Skulls of the Shogun: Bone-A-Fide Edition Review

Not only does Skulls of the Shogun: Bone-A-Fide Edition prove that the turn-based strategy genre is alive and kicking, but it does so in a stylish and grin-inducing manner.

Whenever turn-based strategy fans reminisce about their favorite genre, a strong sense of nostalgia invades their minds. Arguably, titles such as Advance Wars, Sid Meier’s Civilization V, XCOM: UFO Defense and Jagged Alliance 2 represent the pinnacle of the genre and if you have any appreciation for turn-based strategy games, you probably think that “they don’t make them like this anymore.” That said, Skulls of the Shogun injects life into the dormant genre and not only does the indie game prove that the genre is alive and kicking, but it does so in a stylish and grin-inducing manner.

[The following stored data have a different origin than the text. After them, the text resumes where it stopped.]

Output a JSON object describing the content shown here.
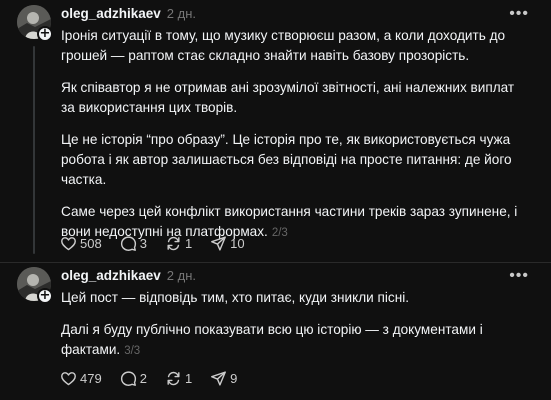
{
  "posts": [
    {
      "username": "oleg_adzhikaev",
      "time": "2 дн.",
      "paragraphs": [
        "Іронія ситуації в тому, що музику створюєш разом, а коли доходить до грошей — раптом стає складно знайти навіть базову прозорість.",
        "Як співавтор я не отримав ані зрозумілої звітності, ані належних виплат за використання цих творів.",
        "Це не історія “про образу”. Це історія про те, як використовується чужа робота і як автор залишається без відповіді на просте питання: де його частка.",
        "Саме через цей конфлікт використання частини треків зараз зупинене, і вони недоступні на платформах."
      ],
      "page": "2/3",
      "likes": "508",
      "comments": "3",
      "reposts": "1",
      "shares": "10"
    },
    {
      "username": "oleg_adzhikaev",
      "time": "2 дн.",
      "paragraphs": [
        "Цей пост — відповідь тим, хто питає, куди зникли пісні.",
        "Далі я буду публічно показувати всю цю історію — з документами і фактами."
      ],
      "page": "3/3",
      "likes": "479",
      "comments": "2",
      "reposts": "1",
      "shares": "9"
    }
  ],
  "icons": {
    "plus": "+",
    "more": "•••"
  },
  "colors": {
    "background": "#101010",
    "text": "#f3f5f7",
    "muted": "#777777"
  }
}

Skulls of the Shogun Screenshot 1

Soon, you’ll be as dead as a Dodo.

The game’s ridiculous story puts you in the shoes of general Akamoto in feudal Japan. During the opening cutscene, we see the Japanese warrior in a fierce battle. But in a manner of seconds, he’s killed and transported to the afterlife. Soon after arriving in the underworld, the general starts defying authority. Basically, Akamoto refuses to wait in line to be judged. He demands to be judged right away and he sets out on a journey to fight anybody who opposes him. Needless to say, the story is lighthearted and chances are you’re going to find it so funny, that you’ll want to continue playing just so that you can see what the ridiculous characters will say next.

In terms of gameplay, Skulls of the Shogun mixes some traditional elements with some innovative ones. At the beginning of your turn, you can move units around the battlefield. Each of these units has a limited number of actions they can perform each turn, such as a attacking, defending, using a spell and haunting fields or temples, to name but a few.

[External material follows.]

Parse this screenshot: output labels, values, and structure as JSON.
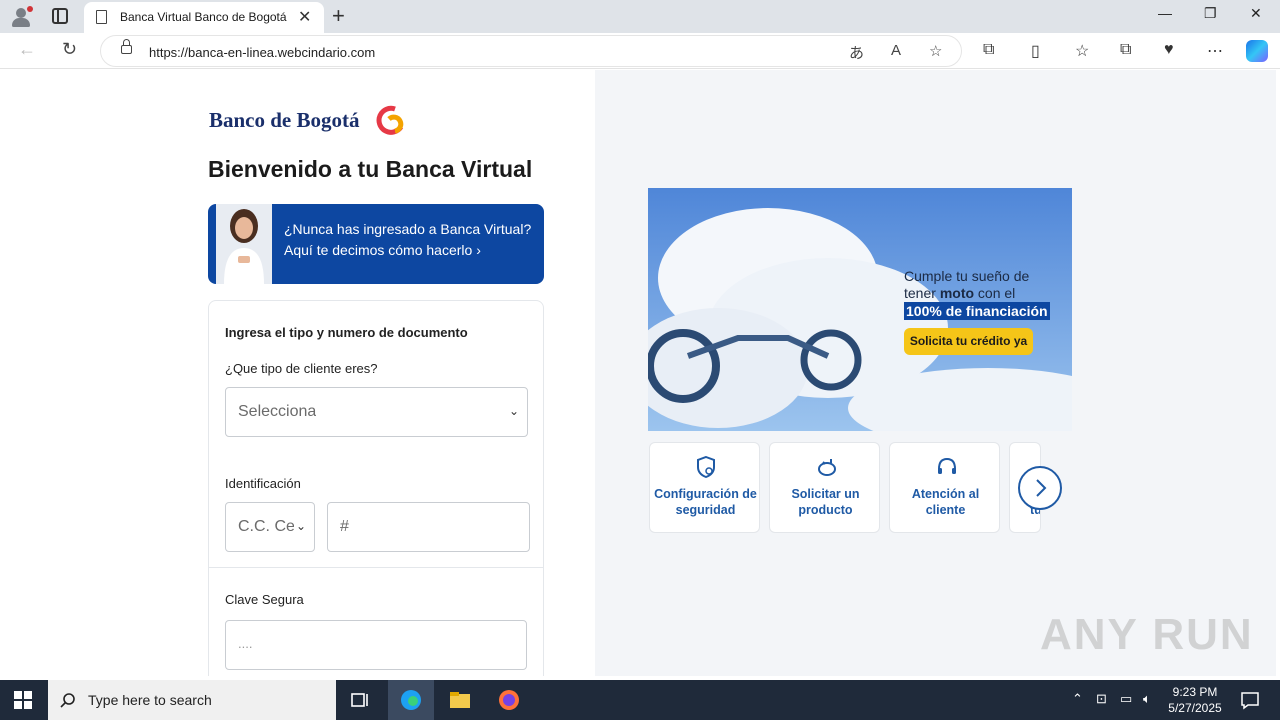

Skulls of the Shogun Screenshot 2

You have one foot in the grave my friend.

At the same time, there are different types of units, each with its set of advantages and disadvantages: infantry has a high defense, but a limited movement range; cavalry is both average in terms of attack and defense, but they have a large movement range and finally, archers have a big attack range, but a weak defense. Additionally, special units known as monks (which can be summoned via temples) have the ability to use powerful spells. But without a doubt, the general is the most important unit. The general has more HP and attack capabilities that the rest of the units, but a specific disadvantage discourages from using this unit: if your general dies, you lose the game.

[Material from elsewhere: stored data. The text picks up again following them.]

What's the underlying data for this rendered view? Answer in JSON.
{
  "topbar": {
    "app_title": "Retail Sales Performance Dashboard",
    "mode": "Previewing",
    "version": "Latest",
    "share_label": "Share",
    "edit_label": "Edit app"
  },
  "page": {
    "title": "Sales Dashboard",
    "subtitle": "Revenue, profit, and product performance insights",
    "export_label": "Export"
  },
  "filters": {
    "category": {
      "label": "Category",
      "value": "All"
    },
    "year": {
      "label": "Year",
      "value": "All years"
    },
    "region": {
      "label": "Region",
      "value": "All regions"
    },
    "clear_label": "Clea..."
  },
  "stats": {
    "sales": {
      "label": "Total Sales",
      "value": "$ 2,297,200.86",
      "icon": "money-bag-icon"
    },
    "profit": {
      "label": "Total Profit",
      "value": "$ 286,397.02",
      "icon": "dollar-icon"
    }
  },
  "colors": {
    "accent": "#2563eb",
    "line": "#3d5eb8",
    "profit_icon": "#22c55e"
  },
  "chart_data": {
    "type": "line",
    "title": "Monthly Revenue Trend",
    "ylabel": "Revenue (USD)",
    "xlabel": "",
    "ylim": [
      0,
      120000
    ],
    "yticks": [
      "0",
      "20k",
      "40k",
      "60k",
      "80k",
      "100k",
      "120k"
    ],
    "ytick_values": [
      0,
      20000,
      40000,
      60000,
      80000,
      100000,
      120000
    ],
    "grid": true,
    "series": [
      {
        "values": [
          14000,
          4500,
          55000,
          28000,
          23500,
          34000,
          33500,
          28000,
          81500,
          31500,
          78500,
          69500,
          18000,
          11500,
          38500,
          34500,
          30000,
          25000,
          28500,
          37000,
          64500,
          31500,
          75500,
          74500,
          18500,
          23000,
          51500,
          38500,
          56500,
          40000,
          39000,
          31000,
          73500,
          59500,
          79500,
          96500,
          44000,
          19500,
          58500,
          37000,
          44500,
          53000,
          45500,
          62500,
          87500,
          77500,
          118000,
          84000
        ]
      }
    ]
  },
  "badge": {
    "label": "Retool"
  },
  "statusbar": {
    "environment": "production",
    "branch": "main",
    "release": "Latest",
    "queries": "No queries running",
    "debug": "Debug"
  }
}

But despite their differences, all your units have something in common: they can eat the skulls of dead enemies. When an enemy unit dies or falls off a ledge, it leaves a skull behind. The unit that eats the skull will heal and gain max HP. Additionally, eating three skulls will transform that unit into a demon which means that it can perform two actions in the same turn instead of just one.

Skulls of the Shogun Screenshot 3

Let’s do this! Or else we’ll freeze to death.

Understanding all the different mechanics, unit types, abilities and spells takes some time, but once you’ve mastered the basics, Skulls of the Shogun becomes deeply engrossing. It also helps that as you make progress, new units come into play, encouraging you to approach situations differently.

Once you finish the single-player portion of the game, you can sink your teeth into the multiplayer, There are three main modes: Skulls on the Couch, Skulls Online and Skulls Anywhere. As its name suggests, Skulls on the Couch is a typical hotseat mode in which you and up to three friends can play one turn at a time. Skulls Online is a purely online mode that’s divided into two self-explanatory modes: player match and ranked match. Finally, Skulls Anywhere is an asynchronous multiplayer mode which means players can make moves when they find it convenient.

Skulls of the Shogun Screenshot 4

Be careful when you’re near a cliff or you might… die. Yeah, I ran out of expressions related to death.

Apart from including the single-player and multiplayer campaigns from the original version, Skulls of the Shogun: Bone-A-Fide Edition has several new features, including six new maps, a four-chapter epilogue called The Forgotten Isles, a unit type known as Tanuki (which has the ability to confuse enemies,) developer commentary and a new song by artist Mega Ran.

In conclusion, Skulls of the Shogun: Bone-A-Fide Edition has everything you’d expect from a turn-based strategy game and more. A variety of units, solid gameplay, fresh mechanics, laugh-out-loud moments, great visuals and some potent multiplayer modes make Skulls of the Shogun: Bone-A-Fide Edition a turn-based strategy game you won’t want to miss.